Yes, indeed, through sin the harmony between man and nature described in Genesis 2 is broken and the consequences are disastrous. As St. Paul reminds us:
"Therefore, just as through one person sin entered the world, and through sin, death, and this death came to all, inasmuch as all sinned" [Rom 5:12].But it is through the Creative Word of God, through the Son, Our Lord Jesus Christ, that death is overcome and life is returned to humanity:
"For if, by the transgression of one person, death came to reign through that one, how much more will those who receive the abundance of grace and of the gift of justification come to reign in life through the one person Jesus Christ [Rom 5:17].

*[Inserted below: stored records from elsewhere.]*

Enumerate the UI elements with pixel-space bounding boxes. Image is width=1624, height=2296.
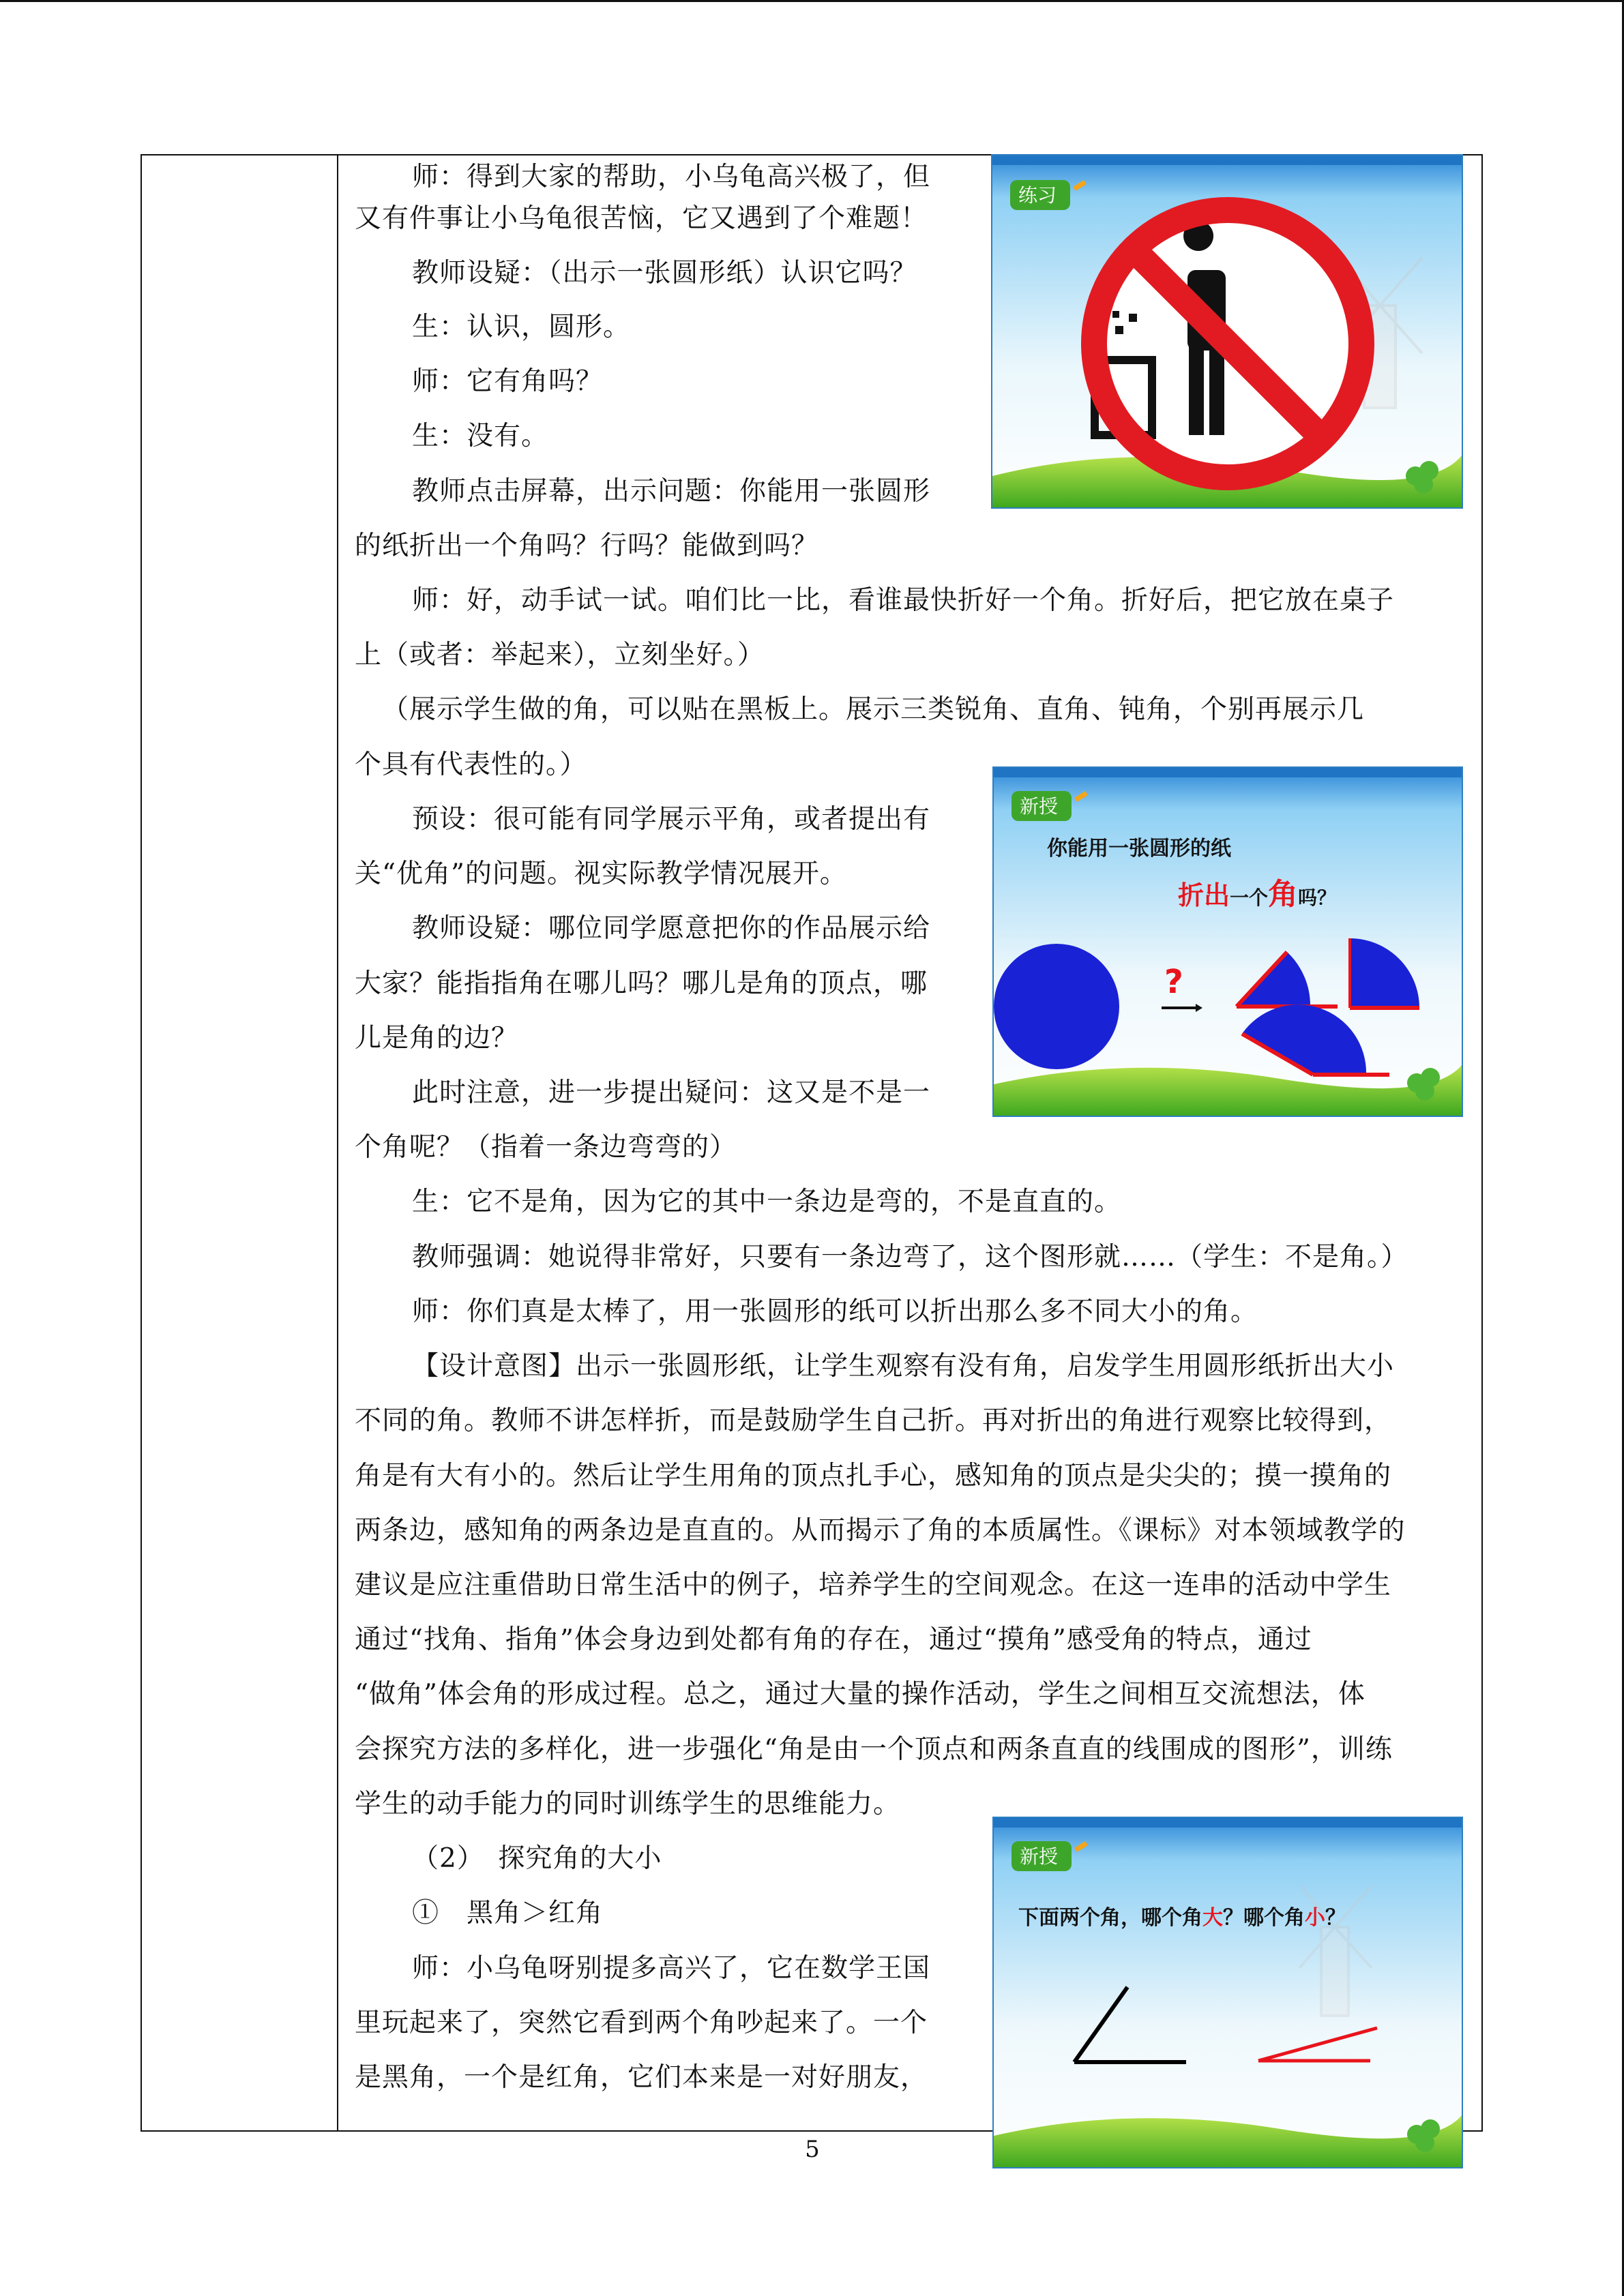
body-line: 教师设疑：（出示一张圆形纸）认识它吗？ [412, 258, 917, 288]
body-line: 通过“找角、指角”体会身边到处都有角的存在，通过“摸角”感受角的特点，通过 [355, 1624, 1312, 1655]
slide-question-line1: 你能用一张圆形的纸 [1047, 837, 1231, 861]
body-line: 个角呢？（指着一条边弯弯的） [355, 1132, 737, 1163]
body-line: 建议是应注重借助日常生活中的例子，培养学生的空间观念。在这一连串的活动中学生 [355, 1570, 1392, 1600]
fold-circle-slide [992, 766, 1463, 1117]
body-line: 关“优角”的问题。视实际教学情况展开。 [355, 859, 847, 889]
body-line: 师：小乌龟呀别提多高兴了，它在数学王国 [412, 1953, 931, 1984]
compare-angles-slide [992, 1817, 1463, 2168]
body-line: “做角”体会角的形成过程。总之，通过大量的操作活动，学生之间相互交流想法，体 [355, 1679, 1365, 1710]
body-line: 师：好，动手试一试。咱们比一比，看谁最快折好一个角。折好后，把它放在桌子 [412, 585, 1395, 616]
body-line: 教师强调：她说得非常好，只要有一条边弯了，这个图形就……（学生：不是角。） [412, 1242, 1408, 1272]
body-line: 教师点击屏幕，出示问题：你能用一张圆形 [412, 476, 931, 507]
slide-badge: 新授 [1020, 1845, 1059, 1868]
page-number: 5 [805, 2136, 820, 2163]
body-line: 两条边，感知角的两条边是直直的。从而揭示了角的本质属性。《课标》对本领域教学的 [355, 1515, 1406, 1546]
body-line: 师：得到大家的帮助，小乌龟高兴极了，但 [412, 162, 931, 192]
body-line: 角是有大有小的。然后让学生用角的顶点扎手心，感知角的顶点是尖尖的；摸一摸角的 [355, 1461, 1392, 1491]
body-line: 学生的动手能力的同时训练学生的思维能力。 [355, 1789, 901, 1819]
body-line: 会探究方法的多样化，进一步强化“角是由一个顶点和两条直直的线围成的图形”，训练 [355, 1734, 1393, 1765]
blue-circle [994, 944, 1119, 1069]
no-littering-sign-icon [1094, 210, 1361, 477]
body-line: （展示学生做的角，可以贴在黑板上。展示三类锐角、直角、钝角，个别再展示几 [382, 694, 1365, 725]
question-mark: ? [1164, 963, 1183, 1001]
slide-badge: 练习 [1018, 184, 1057, 207]
body-line: 教师设疑：哪位同学愿意把你的作品展示给 [412, 913, 931, 944]
body-line: 上（或者：举起来），立刻坐好。） [355, 640, 765, 670]
slide-question: 下面两个角，哪个角大？哪个角小？ [1018, 1906, 1346, 1930]
body-line: 【设计意图】出示一张圆形纸，让学生观察有没有角，启发学生用圆形纸折出大小 [412, 1351, 1395, 1382]
subsection-heading: ① 黑角＞红角 [412, 1898, 604, 1928]
body-line: 生：它不是角，因为它的其中一条边是弯的，不是直直的。 [412, 1187, 1122, 1217]
body-line: 大家？能指指角在哪儿吗？哪儿是角的顶点，哪 [355, 968, 928, 999]
table-column-divider [337, 154, 338, 2132]
body-line: 里玩起来了，突然它看到两个角吵起来了。一个 [355, 2008, 928, 2038]
body-line: 的纸折出一个角吗？行吗？能做到吗？ [355, 531, 819, 561]
body-line: 是黑角，一个是红角，它们本来是一对好朋友， [355, 2062, 928, 2093]
body-line: 师：你们真是太棒了，用一张圆形的纸可以折出那么多不同大小的角。 [412, 1296, 1258, 1327]
page-top-border [0, 0, 1624, 2]
body-line: 生：认识，圆形。 [412, 312, 631, 342]
body-line: 预设：很可能有同学展示平角，或者提出有 [412, 804, 931, 835]
body-line: 生：没有。 [412, 421, 549, 451]
body-line: 个具有代表性的。） [355, 749, 587, 780]
body-line: 又有件事让小乌龟很苦恼，它又遇到了个难题！ [355, 203, 928, 234]
body-line: 师：它有角吗？ [412, 366, 604, 397]
slide-badge: 新授 [1020, 795, 1059, 818]
slide-question-line2: 折出一个角吗？ [1178, 877, 1337, 912]
practice-slide [991, 154, 1463, 509]
body-line: 儿是角的边？ [355, 1023, 519, 1054]
body-line: 不同的角。教师不讲怎样折，而是鼓励学生自己折。再对折出的角进行观察比较得到， [355, 1405, 1392, 1436]
section-heading: （2） 探究角的大小 [412, 1843, 662, 1874]
body-line: 此时注意，进一步提出疑问：这又是不是一 [412, 1077, 931, 1108]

“I am the resurrection and the life; whoever believes in me, even if he dies, will live, and everyone who lives and believes in me will never die" [Jn 11:25-26].Perhaps, then, the ancients and primitives had the right idea in their view of death as something unnatural. The materialists claim death is the natural and final consequence of life, because they can accept nothing else. Could today's fascination with zombies be a reaction against the materialists, against the humanists who really think so very little of humanity? Could this zombie-fever stem from the same ancient roots, from a deep internal awareness that death is just not right, that we are destined for something greater? Perhaps so, even though zombies offer a grossly distorted and freakish view of immortality. It is the view of the faithless, a hellish grasping after eternal life by those who do not know Jesus Christ and the Good News He brings to the world.
So, the next time someone talks to you of zombies, tell him about Jesus and the joyful, immortal life God has planned for him. Tell him of the natural, body-and-soul, eternal life with the One Who created him out of a love beyond our understanding.